相互宝については、民間の医療保険の普及がまだ発展過程にある中で、医療保障の裾野を広げた点を評価すべきであろう。保険商品は沿海地域など所得が相対的に高い都市を中心に普及しているが、地方の小規模都市や農村部などでは広く普及していないという状況にあった。公的医療保険においても、都市部と農村部では給付や自己負担に大きな格差があり、制度の構造上、再分配機能が働きにくい状況にある。アリババ・グループ傘下のアリ集団による『網絡互助行業白皮書(2020)』によると、相互宝の加入者のうち、72.1%が地方の小規模都市に居住しており、79.5%が収入が10万元以下で、12.9%が公的医療保険に加入しておらず、68.4%が民間の医療保険、疾病保険に加入していなかった。相互宝はこういった公的・民間の医療保障から排除されていた人々を包摂する仕組みであったとも考えられよう。
相互宝の運営側によると、2021年末までのおよそ3年間で、17万9127名に対して、259億元を給付した
3。加入者がおよそ1億人と最大規模であった2020年を例にみると、給付総額は88億元となっている。これは、2020年の民間保険市場における健康保険(医療・疾病・介護・所得補償保険)の給付総額2,921億元の3%に相当する。
相互宝の普及が進んだ背景には、給付に充てる負担金を加入者間で等しく分担するとした分かりやすい仕組みを採用した点が考えられる。また、負担金をあらかじめ支払う必要がなかったため、所得が相対的に低い層にとっては加入ハードルが大きく下がった。更に、アリババ・グループのサービスを利用する膨大な数のユーザーを対象に、短期間で加入者を確保できた点も奏功したと言えよう。
運営については、運営側に支払われる管理費を給付額の8%と公表し、透明性の高さが見られた。また、支払い拒否に対する不服申し立てに対しては専門の審査員によって決定する仕組みを採用した。こういった新たな取り組みや透明性の高さが支持につながったと考えられる。

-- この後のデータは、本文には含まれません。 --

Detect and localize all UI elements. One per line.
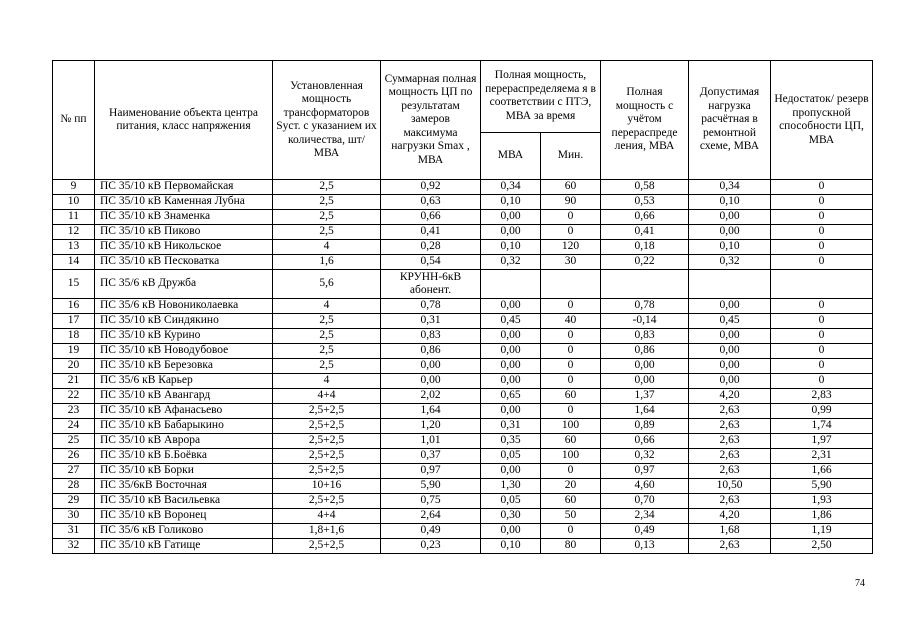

加えて、相互宝の仕組みを支える技術的な部分としては、保険会社が行う危険選択の一定程度を、アリババ・グループが提供するネット上の信用スコアに委ねることで、運営側が一定の条件を満たしたユーザーを予め選択できることが可能であった点もあろう。更に、既存の保険契約では保険契約者側にリスク情報が偏在する「情報の非対称性」の問題があるが、相互宝では、アリババ・グループのエコシステムにおける消費行動、健康に関する行動(オンライン診療、医薬品の購入など)などからそれを補う情報を一定程度確保できたと考えられる。
上掲のように、相互宝の普及の背景には、運営側のプラットフォーマーが持つエコシステムで集められた膨大な消費・金融・医療などの行動、個人情報の活用がある。しかし、保険商品と同様の規制や、保険会社のような厳しい監督・管理を受けていなかった点は、課題を有していると指摘されても否めないであろう。
3 なお、2022年1月の第1期では、3875万人に対して5.6億元を全額負担で給付している。